The future of AI voice cloning and synthetic speech includes voice conversion for dubbing, personalized AI voices, and realistic synthetic audio for entertainment, education, and accessibility. Respeecher’s advanced vocoder technology and synthetic speech innovation will play a key role in AI-powered filmmaking and ethically replicating voices for storytelling.

Glossary

Synthetic Speech

AI-generated audio created through speech-to-speech technology or TTS, using AI voice cloning software like Respeecher. It improves synthetic audio quality with advanced vocoder technology and accurate prosody in AI voices, enabling ethical voice cloning and personalized speech.

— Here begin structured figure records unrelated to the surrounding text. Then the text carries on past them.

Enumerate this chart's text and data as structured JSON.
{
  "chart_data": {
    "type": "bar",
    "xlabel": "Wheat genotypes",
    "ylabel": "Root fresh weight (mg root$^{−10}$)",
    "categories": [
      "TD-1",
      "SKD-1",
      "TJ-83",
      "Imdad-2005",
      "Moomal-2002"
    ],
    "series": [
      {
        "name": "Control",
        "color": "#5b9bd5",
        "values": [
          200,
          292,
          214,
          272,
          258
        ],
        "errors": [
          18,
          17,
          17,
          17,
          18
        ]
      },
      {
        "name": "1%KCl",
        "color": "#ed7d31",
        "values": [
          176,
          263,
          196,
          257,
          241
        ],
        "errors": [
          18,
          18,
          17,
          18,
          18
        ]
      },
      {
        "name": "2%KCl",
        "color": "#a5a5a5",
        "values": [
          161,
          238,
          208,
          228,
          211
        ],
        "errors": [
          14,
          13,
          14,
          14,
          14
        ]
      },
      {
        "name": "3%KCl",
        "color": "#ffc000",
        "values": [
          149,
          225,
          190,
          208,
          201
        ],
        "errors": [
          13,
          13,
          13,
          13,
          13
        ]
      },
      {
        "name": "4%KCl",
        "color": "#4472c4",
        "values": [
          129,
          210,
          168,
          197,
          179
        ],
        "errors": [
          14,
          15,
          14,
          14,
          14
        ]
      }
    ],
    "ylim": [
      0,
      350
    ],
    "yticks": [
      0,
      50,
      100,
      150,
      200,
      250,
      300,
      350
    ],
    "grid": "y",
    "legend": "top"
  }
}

Speech-to-Speech Technology (STS)

A process where AI voice cloning software like Respeecher transforms synthetic speech with high synthetic audio quality and natural prosody in AI voices, using advanced vocoder technology for ethical voice cloning.

AI Voice Cloning Software

Tools like Respeecher use AI speech synthesis and speech-to-speech technology to generate synthetic speech with high synthetic audio quality, ethical voice cloning, and natural prosody in AI voices.

Prosody

In AI speech synthesis, prosody refers to the rhythm, intonation, and emphasis in synthetic speech, impacting AI voice cloning software like Respeecher and speech-to-speech technology.

Vocoding

In AI speech synthesis, vocoding transforms audio signals, enhancing synthetic speech quality. It's key for AI voice cloning software like Respeecher and speech-to-speech technology.

Margarita Grubina

Business Development Executive

Margarita drives Respeecher's growth through strategic market analysis and nurturing client relations. Her role is pivotal in discovering and tapping into new market opportunities, as well as maintaining strong connections with clients. She combines her industry expertise with a forward-thinking approach, ensuring Respeecher's offerings resonate with evolving market needs in the dynamic field of voice AI technology.